The movie itself is fine. It’s a 7/10. Not bad, not great, and not necessary. It’s a bigger budget version of the show. It’s exactly what you’d expect, which is part of the problem. It centers around Vince making his directorial debut on a very expensive movie. Haley Joel Osment made a nice little comeback as the primary antagonist, the son of a rich Texas financier (Billy Bob Thornton) who gets put in charge of making sure his daddy’s money is being spent wisely, which of course leads to a host of “creative differences” that drive the plot. It’s not a terrible idea, but they could’ve made this a season-long story and probably gotten more out of it that way. Hindsight is fun.

Where Are They Now?

With nearly a decade of hindsight, you can easily make the case that Jerry “Turtle” Ferrara has had the best acting career post-Entourage. He’s worked the most consistently in projects people have actually seen, and been in some major movies. Adrian Grenier never became Vincent Chase and never seemed to want to (he’s mostly been reduced to direct-to-video movies), Kevin Connelly was never anything more than a sidekick, and Kevin Dillon’s career mimics Johnny Drama’s struggles so closely that you have to laugh about it. The biggest success story during the show’s run, Jeremy Piven, has been quietly shunned by Hollywood after having his own #MeToo issues that never really went anywhere. Even the show’s creator, Doug Ellin, has done virtually nothing since the movie in 2015. I do wonder why that is. HBO is a very loyal company. Almost anyone who creates a hit show for them gets another show made there, and he never did.

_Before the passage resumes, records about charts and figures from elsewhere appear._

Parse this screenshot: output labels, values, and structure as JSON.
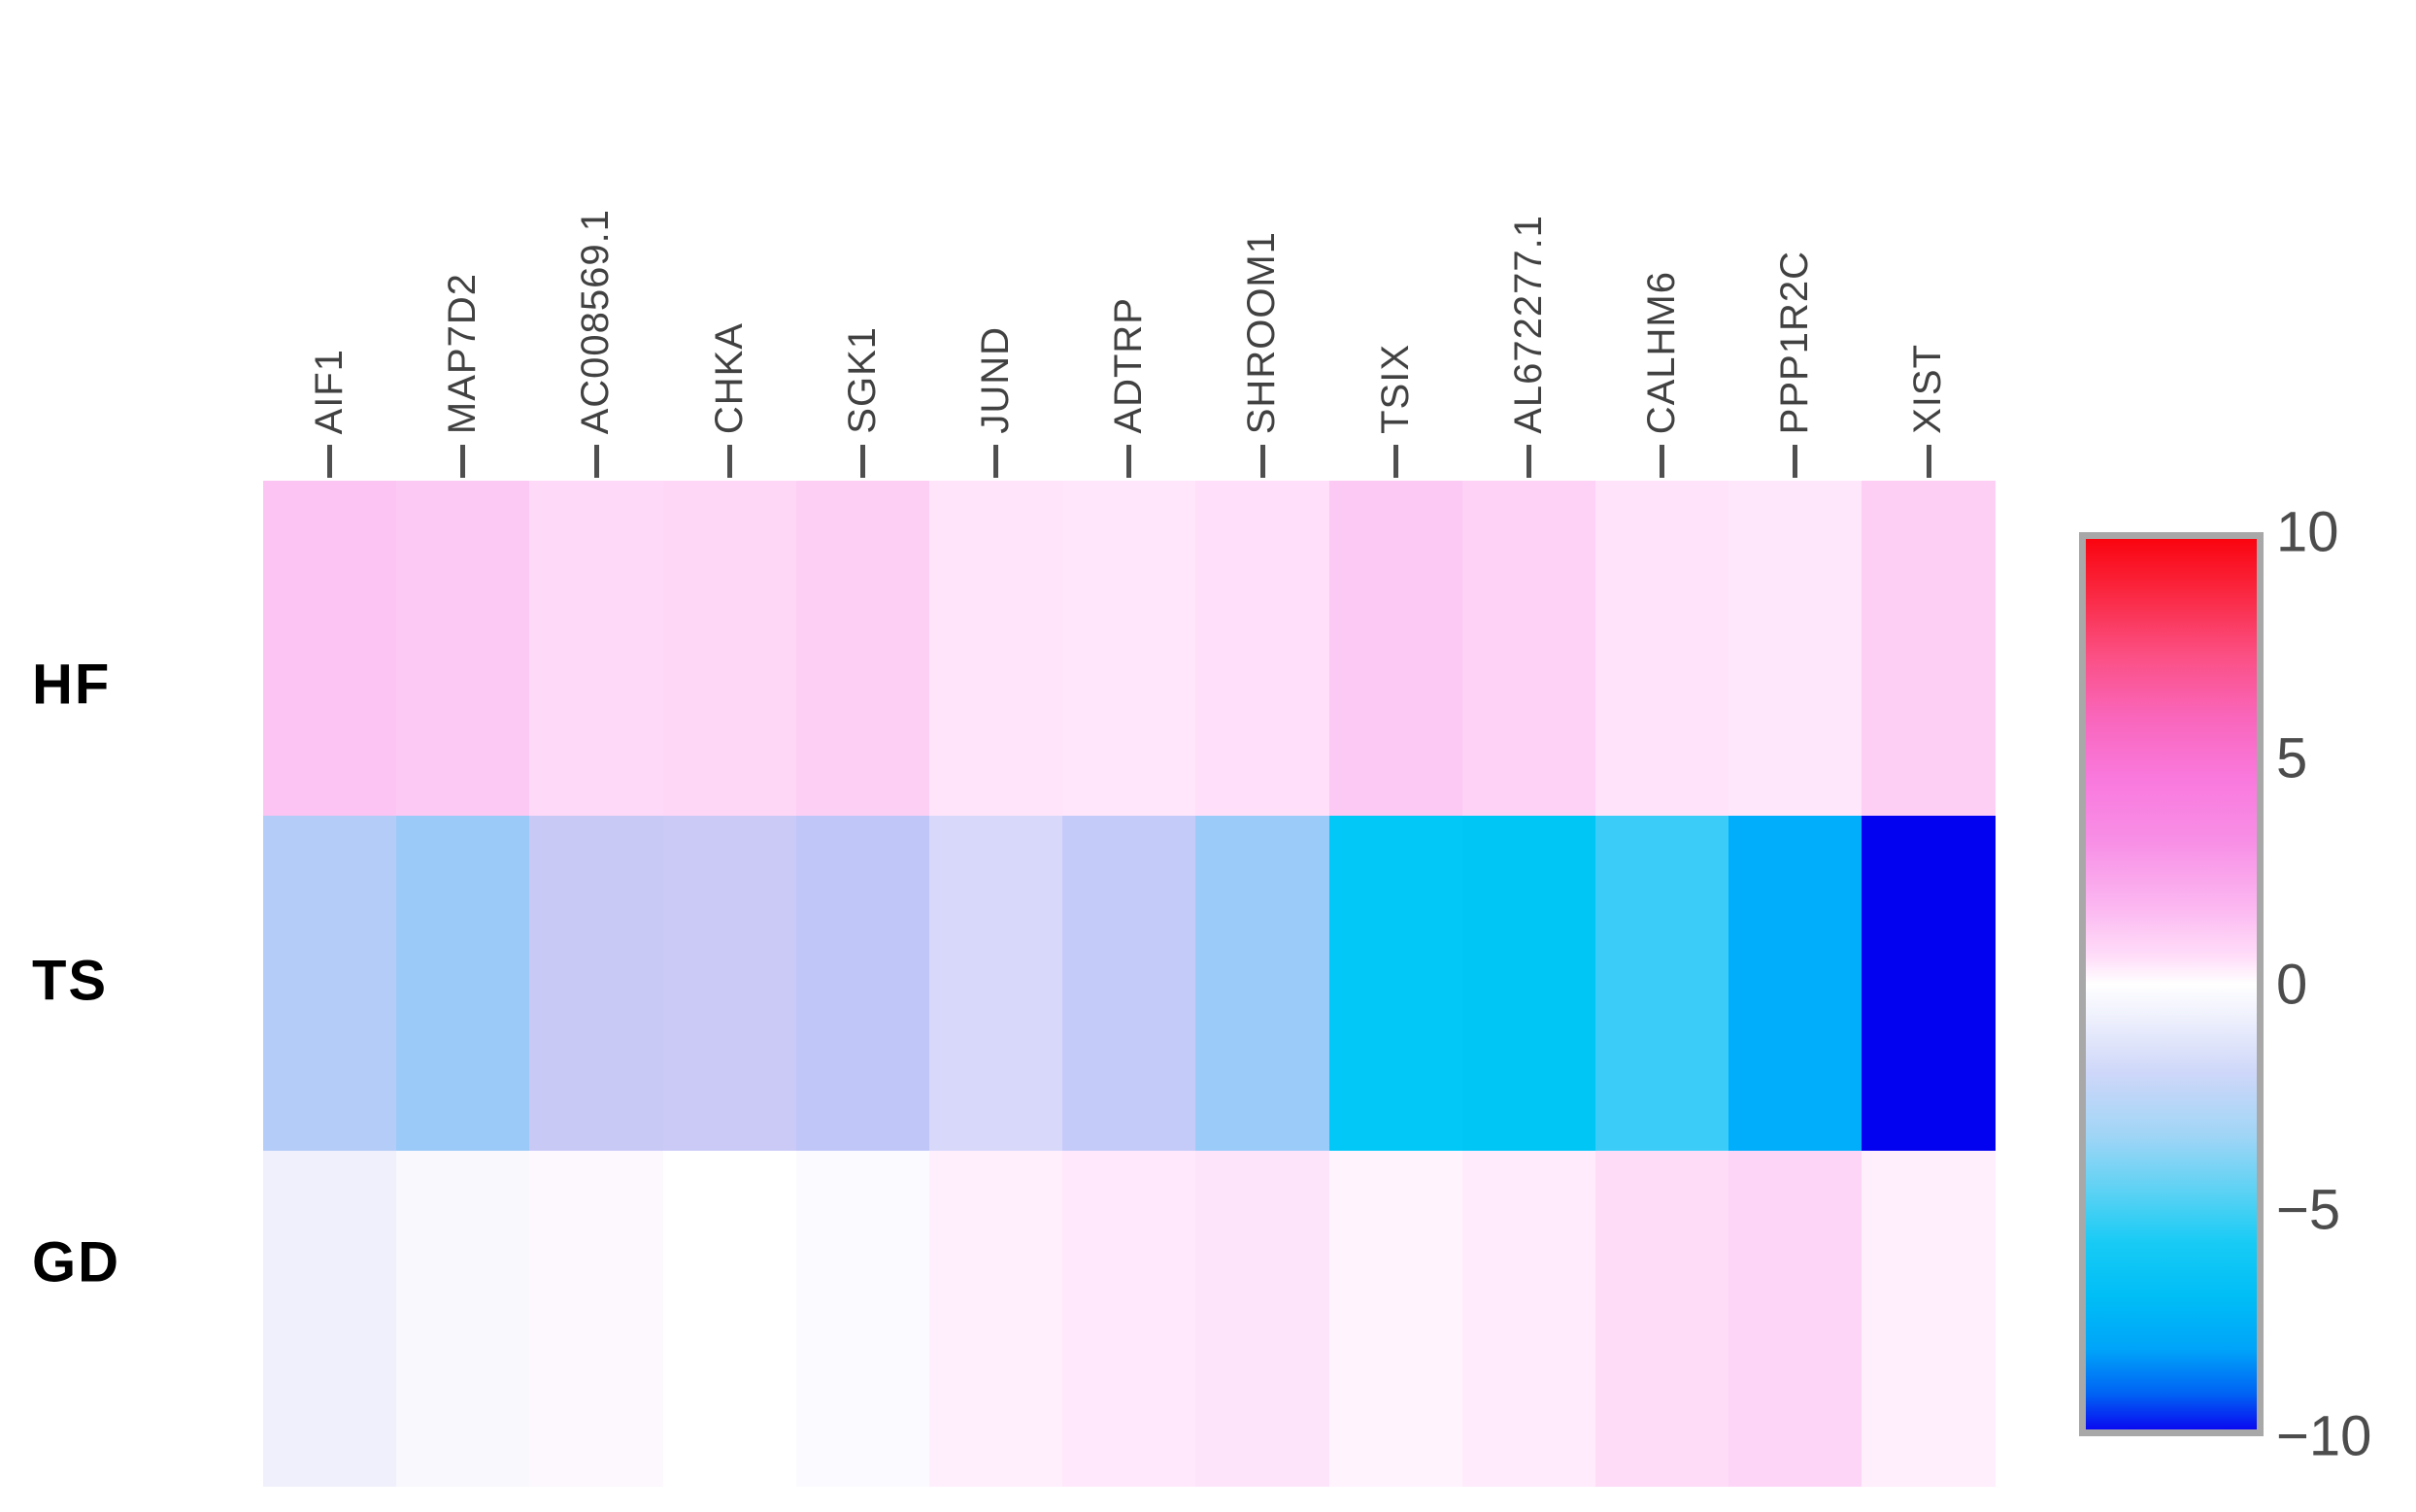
{
  "figure": {
    "background": "#ffffff"
  },
  "chart_data": {
    "type": "heatmap",
    "title": "",
    "columns": [
      "AIF1",
      "MAP7D2",
      "AC008569.1",
      "CHKA",
      "SGK1",
      "JUND",
      "ADTRP",
      "SHROOM1",
      "TSIX",
      "AL672277.1",
      "CALHM6",
      "PPP1R2C",
      "XIST"
    ],
    "rows": [
      "HF",
      "TS",
      "GD"
    ],
    "series": [
      {
        "name": "HF",
        "values": [
          2.3,
          2.2,
          1.4,
          1.5,
          1.8,
          1.0,
          0.9,
          1.2,
          2.1,
          1.7,
          1.0,
          0.9,
          1.8
        ]
      },
      {
        "name": "TS",
        "values": [
          -2.9,
          -3.5,
          -2.4,
          -2.3,
          -2.6,
          -1.9,
          -2.5,
          -3.5,
          -6.5,
          -6.6,
          -6.0,
          -7.6,
          -9.9
        ]
      },
      {
        "name": "GD",
        "values": [
          -0.6,
          -0.2,
          0.1,
          0.0,
          0.1,
          0.7,
          1.0,
          1.2,
          0.5,
          0.9,
          1.5,
          1.7,
          0.8
        ]
      }
    ],
    "cell_colors": [
      [
        "#fbc4f3",
        "#fcc9f4",
        "#fedaf8",
        "#fed7f7",
        "#fdcff5",
        "#ffe4fa",
        "#ffe6fb",
        "#ffdff9",
        "#fcc8f4",
        "#fdd2f6",
        "#ffe3fa",
        "#ffe7fb",
        "#fdcff5"
      ],
      [
        "#b4cdf8",
        "#9bcaf8",
        "#c9c9f6",
        "#cbcaf7",
        "#c0c6f7",
        "#d8d8fb",
        "#c5cbf8",
        "#9bccf9",
        "#01c8f6",
        "#00c6f5",
        "#3bcdf8",
        "#00aefb",
        "#0202f0"
      ],
      [
        "#eff0fb",
        "#f8f8fd",
        "#fdf8fe",
        "#ffffff",
        "#fbfafe",
        "#ffeffc",
        "#ffe8fb",
        "#fee4fa",
        "#fff4fd",
        "#ffebfc",
        "#fedcf8",
        "#fdd6f7",
        "#ffeefc"
      ]
    ],
    "grid": false,
    "legend_position": "right",
    "colorbar": {
      "range": [
        -10,
        10
      ],
      "tick_labels": [
        "10",
        "5",
        "0",
        "−5",
        "−10"
      ],
      "tick_values": [
        10,
        5,
        0,
        -5,
        -10
      ],
      "border_color": "#a8a8a8",
      "gradient_stops": [
        [
          0,
          "#fa040f"
        ],
        [
          6,
          "#fa2740"
        ],
        [
          13,
          "#fb4f83"
        ],
        [
          20,
          "#f966bb"
        ],
        [
          27,
          "#f979dd"
        ],
        [
          34,
          "#f88fe6"
        ],
        [
          41,
          "#fbb5f0"
        ],
        [
          47,
          "#ffdef9"
        ],
        [
          50,
          "#ffffff"
        ],
        [
          54,
          "#edeffc"
        ],
        [
          60,
          "#ced7f9"
        ],
        [
          67,
          "#a0d5f6"
        ],
        [
          73,
          "#5fd2f4"
        ],
        [
          79,
          "#18cbf5"
        ],
        [
          85,
          "#00bef6"
        ],
        [
          91,
          "#00a4f9"
        ],
        [
          96,
          "#0063f4"
        ],
        [
          100,
          "#0a0af0"
        ]
      ]
    },
    "style_colors": {
      "axis_tick": "#4f4f4f",
      "column_label": "#414141",
      "row_label": "#000000",
      "colorbar_label": "#4c4c4c"
    }
  }
}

From the Entourage crew’s perspective, as I detailed earlier, director Mark Mylod easily wins that contest. He’s about to direct several episodes of the Harry Potter reboot HBO is doing for TV, which is going to be huge.

Could This Show Exist Today?

This is tough to answer, and that’s because celebrity itself is an entirely different animal in 2025 then it was 20 years ago. Young people now in the age range that watched Entourage back then don’t really look up to famous actors anymore. Instead, they worship the people they follow and subscribe to every day on YouTube, Instagram or TikTok. I’ve made it clear in the past what I think of that kind of fame, but there’s no changing it. In order to do Entourage now, it would have to be about some big social media celebrity and the people who live in a big rented mansion with them, and that’s not something I’m interested in at all. You’d be following what these people do to stay relevant, how they use modern tech from day-to-day, how they compete for corporate sponsors, the trouble they might get in for livestreaming some of their hijinks, and all that shit. No, thanks.

One of the things I liked best about Entourage rewatching it now is that the characters weren’t on smartphones all day and social media barely existed (there’s literally one reference to early Facebook in one episode). The world was better and more interesting without it. It’s not a coincidence that most of our best filmmakers choose stories not set in modern times…because they don’t want to deal with or even acknowledge all this shit. But I’m on a tangent again. I’m pleased to say that, for the most part, Entourage holds up really well, so long as you aren’t cursed with the modern mindset that nothing is funny if the joke comes at someone else’s expense.